Monique Jerrigan, the executive director of the Office of Multicultural Affairs, describes the role of the IRC as not only being the place where these events are hosted, but as a safe space for students across campus.

“We are already an inclusive institution, but we need to become more inclusive. The reason that the center was created was because students were saying that, ‘hey, I don’t feel included, I don’t feel supported, you’re not seeing me.’” Jerrigan continued in her opening remarks to the center’s visitors. 

The center is also home to a counseling center in partnership with the Center for Counseling and Consultation located in Marillac, where students can meet with Dr. Janine O’Brian for twenty minute walk-in counseling sessions on Tuesdays. 

“It is an opportunity to get away from the hustle and bustle of Marillac, it’s much calmer here, it’s a lot more serene.
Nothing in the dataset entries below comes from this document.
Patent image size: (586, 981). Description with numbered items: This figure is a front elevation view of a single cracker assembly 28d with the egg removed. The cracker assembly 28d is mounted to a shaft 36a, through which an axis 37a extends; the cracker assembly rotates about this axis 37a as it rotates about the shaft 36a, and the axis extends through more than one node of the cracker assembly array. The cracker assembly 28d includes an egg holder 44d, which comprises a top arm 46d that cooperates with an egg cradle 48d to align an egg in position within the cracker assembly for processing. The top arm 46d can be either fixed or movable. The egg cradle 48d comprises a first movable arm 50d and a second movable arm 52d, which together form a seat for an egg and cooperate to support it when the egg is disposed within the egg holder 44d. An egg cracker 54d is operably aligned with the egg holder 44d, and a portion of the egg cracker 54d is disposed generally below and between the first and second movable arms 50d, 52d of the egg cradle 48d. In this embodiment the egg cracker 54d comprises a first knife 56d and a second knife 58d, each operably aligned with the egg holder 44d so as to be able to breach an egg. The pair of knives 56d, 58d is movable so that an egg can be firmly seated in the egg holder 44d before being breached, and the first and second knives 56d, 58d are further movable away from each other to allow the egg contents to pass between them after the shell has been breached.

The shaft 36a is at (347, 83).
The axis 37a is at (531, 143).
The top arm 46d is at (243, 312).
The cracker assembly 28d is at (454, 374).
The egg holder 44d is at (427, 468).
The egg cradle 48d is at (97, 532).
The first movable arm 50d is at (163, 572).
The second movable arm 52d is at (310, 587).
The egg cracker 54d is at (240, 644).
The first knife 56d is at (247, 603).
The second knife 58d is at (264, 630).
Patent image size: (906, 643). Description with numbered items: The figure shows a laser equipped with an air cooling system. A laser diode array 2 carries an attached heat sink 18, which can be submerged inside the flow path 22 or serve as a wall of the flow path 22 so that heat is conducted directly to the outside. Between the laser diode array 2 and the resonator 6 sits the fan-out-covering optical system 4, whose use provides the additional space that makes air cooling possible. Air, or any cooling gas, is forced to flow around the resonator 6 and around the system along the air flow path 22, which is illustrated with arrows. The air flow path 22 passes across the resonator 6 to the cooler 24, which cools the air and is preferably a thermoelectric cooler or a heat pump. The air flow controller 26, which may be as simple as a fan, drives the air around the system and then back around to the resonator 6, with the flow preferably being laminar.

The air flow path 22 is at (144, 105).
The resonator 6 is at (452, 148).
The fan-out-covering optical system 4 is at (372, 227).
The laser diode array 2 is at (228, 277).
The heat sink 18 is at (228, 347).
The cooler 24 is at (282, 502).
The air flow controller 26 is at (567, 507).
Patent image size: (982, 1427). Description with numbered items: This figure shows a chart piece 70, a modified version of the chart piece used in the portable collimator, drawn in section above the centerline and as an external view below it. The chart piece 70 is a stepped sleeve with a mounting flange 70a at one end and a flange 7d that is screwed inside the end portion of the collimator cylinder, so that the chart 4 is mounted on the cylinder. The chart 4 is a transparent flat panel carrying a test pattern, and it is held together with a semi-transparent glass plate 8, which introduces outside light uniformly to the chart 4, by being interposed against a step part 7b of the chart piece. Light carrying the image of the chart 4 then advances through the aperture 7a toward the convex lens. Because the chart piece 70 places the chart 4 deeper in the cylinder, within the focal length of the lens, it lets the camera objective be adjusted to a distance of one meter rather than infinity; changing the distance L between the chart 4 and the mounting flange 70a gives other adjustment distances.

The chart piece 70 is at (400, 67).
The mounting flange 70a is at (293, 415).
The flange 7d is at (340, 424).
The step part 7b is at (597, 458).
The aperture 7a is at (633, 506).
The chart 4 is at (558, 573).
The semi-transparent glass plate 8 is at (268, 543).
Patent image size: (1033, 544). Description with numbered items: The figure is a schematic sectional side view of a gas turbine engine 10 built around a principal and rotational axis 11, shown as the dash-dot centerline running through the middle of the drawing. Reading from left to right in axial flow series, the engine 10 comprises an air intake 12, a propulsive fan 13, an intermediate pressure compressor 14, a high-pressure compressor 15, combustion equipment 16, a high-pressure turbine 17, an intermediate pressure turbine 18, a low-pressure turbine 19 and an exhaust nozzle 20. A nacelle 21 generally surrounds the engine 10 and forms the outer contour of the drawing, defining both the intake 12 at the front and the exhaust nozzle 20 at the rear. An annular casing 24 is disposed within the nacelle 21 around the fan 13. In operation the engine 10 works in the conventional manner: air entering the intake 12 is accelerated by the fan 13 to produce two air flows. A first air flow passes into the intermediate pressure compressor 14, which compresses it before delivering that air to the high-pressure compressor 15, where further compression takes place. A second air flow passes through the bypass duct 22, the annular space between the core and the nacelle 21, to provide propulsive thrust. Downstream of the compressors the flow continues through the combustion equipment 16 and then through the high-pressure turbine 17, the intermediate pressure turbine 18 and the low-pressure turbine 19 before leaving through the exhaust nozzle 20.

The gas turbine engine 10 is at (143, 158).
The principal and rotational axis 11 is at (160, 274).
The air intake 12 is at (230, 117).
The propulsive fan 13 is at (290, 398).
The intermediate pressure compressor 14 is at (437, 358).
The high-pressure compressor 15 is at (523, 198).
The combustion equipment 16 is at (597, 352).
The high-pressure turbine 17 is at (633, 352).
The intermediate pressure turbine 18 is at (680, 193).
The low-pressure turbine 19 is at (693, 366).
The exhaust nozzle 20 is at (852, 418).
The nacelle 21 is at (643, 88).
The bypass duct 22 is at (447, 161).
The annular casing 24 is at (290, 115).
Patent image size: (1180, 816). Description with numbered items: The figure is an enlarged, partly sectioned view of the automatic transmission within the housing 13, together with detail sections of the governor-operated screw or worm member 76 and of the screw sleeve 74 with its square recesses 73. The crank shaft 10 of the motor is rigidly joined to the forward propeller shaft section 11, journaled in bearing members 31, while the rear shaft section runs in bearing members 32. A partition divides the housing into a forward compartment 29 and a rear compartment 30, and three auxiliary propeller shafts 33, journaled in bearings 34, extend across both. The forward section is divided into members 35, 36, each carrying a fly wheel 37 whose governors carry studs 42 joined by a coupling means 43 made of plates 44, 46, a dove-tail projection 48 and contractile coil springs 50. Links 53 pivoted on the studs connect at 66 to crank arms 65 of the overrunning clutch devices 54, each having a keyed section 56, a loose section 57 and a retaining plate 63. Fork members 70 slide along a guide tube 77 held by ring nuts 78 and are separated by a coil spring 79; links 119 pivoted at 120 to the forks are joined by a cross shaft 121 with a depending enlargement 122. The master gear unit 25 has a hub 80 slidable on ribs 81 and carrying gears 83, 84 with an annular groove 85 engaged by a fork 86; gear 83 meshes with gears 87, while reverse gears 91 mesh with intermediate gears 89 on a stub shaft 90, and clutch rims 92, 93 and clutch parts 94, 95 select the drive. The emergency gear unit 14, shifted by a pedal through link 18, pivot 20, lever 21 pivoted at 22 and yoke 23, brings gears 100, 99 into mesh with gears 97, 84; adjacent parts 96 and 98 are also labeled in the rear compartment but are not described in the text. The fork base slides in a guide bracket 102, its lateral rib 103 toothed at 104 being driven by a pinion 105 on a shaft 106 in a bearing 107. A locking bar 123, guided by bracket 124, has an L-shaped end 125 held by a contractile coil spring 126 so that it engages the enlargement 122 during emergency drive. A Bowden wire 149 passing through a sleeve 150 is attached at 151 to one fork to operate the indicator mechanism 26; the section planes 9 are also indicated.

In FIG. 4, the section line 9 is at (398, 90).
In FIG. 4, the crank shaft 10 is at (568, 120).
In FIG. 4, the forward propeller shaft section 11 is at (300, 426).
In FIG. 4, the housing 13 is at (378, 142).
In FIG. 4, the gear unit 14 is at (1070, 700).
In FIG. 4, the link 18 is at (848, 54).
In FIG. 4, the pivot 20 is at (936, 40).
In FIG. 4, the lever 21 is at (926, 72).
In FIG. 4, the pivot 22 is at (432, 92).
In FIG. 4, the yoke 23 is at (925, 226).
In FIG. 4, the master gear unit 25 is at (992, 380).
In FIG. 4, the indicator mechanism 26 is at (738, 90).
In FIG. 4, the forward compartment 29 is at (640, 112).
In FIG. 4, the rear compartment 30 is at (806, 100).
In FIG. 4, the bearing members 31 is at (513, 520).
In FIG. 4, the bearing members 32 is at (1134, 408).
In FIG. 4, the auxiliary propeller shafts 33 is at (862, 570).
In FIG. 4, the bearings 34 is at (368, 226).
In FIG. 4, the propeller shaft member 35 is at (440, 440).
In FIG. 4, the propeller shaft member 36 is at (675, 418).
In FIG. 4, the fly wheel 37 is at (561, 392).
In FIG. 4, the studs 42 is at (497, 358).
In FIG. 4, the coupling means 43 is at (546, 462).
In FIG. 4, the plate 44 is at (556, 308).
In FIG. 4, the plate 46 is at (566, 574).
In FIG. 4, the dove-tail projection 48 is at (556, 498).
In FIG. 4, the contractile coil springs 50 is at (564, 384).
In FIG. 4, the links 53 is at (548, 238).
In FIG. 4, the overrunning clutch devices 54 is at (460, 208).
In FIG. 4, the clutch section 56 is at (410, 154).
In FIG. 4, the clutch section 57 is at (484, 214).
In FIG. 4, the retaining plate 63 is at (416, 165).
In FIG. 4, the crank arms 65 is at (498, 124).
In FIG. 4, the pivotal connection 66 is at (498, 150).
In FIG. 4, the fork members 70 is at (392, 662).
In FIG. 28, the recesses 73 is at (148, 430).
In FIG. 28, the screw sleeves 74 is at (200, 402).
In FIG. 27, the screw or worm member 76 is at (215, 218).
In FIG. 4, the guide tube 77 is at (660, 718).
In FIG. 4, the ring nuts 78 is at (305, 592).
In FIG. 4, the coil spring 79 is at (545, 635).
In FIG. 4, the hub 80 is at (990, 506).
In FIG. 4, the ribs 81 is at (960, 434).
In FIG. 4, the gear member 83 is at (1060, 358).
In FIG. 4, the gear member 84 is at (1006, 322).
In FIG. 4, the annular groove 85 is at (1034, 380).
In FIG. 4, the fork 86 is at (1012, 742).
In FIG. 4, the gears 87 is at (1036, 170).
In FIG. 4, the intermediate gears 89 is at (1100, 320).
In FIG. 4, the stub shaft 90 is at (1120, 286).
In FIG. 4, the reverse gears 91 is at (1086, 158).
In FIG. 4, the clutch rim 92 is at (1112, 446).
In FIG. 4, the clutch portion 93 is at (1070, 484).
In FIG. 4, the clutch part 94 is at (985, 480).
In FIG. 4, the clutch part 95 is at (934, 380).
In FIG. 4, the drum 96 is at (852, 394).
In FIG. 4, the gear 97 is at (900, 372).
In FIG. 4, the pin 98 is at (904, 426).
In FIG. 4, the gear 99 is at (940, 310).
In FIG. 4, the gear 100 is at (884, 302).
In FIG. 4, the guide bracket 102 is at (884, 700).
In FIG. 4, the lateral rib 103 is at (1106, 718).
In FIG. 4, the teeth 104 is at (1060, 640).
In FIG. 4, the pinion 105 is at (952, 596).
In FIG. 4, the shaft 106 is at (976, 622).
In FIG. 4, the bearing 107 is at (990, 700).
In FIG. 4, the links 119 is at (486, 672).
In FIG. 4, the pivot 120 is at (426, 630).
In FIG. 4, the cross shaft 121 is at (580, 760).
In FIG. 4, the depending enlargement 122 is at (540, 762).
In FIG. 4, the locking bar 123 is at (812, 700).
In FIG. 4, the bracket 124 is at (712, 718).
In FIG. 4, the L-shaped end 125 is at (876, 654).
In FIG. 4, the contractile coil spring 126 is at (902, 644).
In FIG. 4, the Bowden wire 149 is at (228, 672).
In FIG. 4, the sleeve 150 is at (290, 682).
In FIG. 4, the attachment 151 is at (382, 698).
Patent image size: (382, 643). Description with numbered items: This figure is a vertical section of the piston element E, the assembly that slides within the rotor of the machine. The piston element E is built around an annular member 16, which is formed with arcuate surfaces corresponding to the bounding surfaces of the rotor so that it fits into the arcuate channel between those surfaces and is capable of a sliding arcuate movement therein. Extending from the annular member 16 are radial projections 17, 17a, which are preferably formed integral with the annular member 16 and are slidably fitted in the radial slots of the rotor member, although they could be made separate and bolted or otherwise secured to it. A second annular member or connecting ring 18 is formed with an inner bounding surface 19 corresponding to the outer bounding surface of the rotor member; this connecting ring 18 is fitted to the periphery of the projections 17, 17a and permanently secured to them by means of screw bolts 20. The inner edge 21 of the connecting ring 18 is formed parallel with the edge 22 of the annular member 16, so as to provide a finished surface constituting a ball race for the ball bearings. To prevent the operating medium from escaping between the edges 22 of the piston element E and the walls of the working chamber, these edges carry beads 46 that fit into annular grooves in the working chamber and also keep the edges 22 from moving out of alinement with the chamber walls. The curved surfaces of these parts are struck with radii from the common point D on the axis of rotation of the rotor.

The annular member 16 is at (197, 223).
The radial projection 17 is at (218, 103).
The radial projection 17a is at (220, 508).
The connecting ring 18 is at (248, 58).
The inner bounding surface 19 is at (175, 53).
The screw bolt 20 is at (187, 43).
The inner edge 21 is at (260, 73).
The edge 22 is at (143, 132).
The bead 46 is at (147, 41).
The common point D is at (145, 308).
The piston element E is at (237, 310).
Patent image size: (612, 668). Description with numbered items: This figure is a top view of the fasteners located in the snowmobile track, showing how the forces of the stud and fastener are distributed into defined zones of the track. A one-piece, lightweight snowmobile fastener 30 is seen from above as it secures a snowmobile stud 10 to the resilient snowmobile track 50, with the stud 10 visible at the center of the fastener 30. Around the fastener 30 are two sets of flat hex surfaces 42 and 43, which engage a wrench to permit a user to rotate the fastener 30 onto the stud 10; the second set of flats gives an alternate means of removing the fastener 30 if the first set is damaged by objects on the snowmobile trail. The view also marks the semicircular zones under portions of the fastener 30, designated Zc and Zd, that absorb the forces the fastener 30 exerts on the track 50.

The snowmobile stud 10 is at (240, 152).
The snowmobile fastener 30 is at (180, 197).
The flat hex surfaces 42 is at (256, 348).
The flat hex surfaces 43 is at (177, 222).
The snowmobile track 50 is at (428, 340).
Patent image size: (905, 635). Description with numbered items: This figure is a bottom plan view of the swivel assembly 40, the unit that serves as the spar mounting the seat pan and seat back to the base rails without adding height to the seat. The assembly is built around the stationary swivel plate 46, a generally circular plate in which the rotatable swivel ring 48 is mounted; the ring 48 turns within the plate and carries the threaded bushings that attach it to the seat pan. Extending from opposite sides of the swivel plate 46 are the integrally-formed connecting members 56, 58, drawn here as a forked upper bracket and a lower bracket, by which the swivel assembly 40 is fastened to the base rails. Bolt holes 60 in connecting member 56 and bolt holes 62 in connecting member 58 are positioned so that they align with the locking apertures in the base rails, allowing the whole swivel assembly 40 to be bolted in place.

Hopefully more students come, if they need to see a counselor they can come here.” Elizabeth Ponce de Leon, department assistant at the Office of Multicultural Affairs, said.

“A whole lot is always going on here, it’s always something different, and students are more than welcome to come and hang out, or even reserve the space.” She continued. 

It is also home to the only two gender neutral bathrooms on campus. 

“I am a trans person, and I actually really appreciate the gender neutral bathrooms that they have here, so I actually come here whenever I feel uncomfortable using a public restroom,” Andy Ma said, junior and president of Spectrum. “But in general, all the people here are really nice, so I enjoy coming here when I need a breather.”

In an address to those present at the mixer, Ma spoke of the student protests that had taken place in the years prior, both on Queens campus and the Staten Island campus in the years he has been a student.

“I remember feeling like, students need to help other students, they need to make each other feel like this campus is a place where they can feel accepted and comfortable,” He said. “And so, the thing about the IRC is that it’s a very important space. I really, really appreciate it being here, because it is a space for people of color, people in the LGBT community, and for people in general who are of minority status to come here and feel accepted and welcome.” 

As for the future development of the IRC, the center is now in the process of trying to brand themselves on campus – with a seven-to-eight-person student worker team, the center is working to use social media to raise awareness about their presence on campus. They are also looking to have signature IRC events. 

“I hope that we can extend our reach to more people, and more people come here and use this space as much as they can.” Ma said.

“We are open for the feedback,” Jerrigan said. “We want to make sure everything we do is we do is for the students – student center, student first.”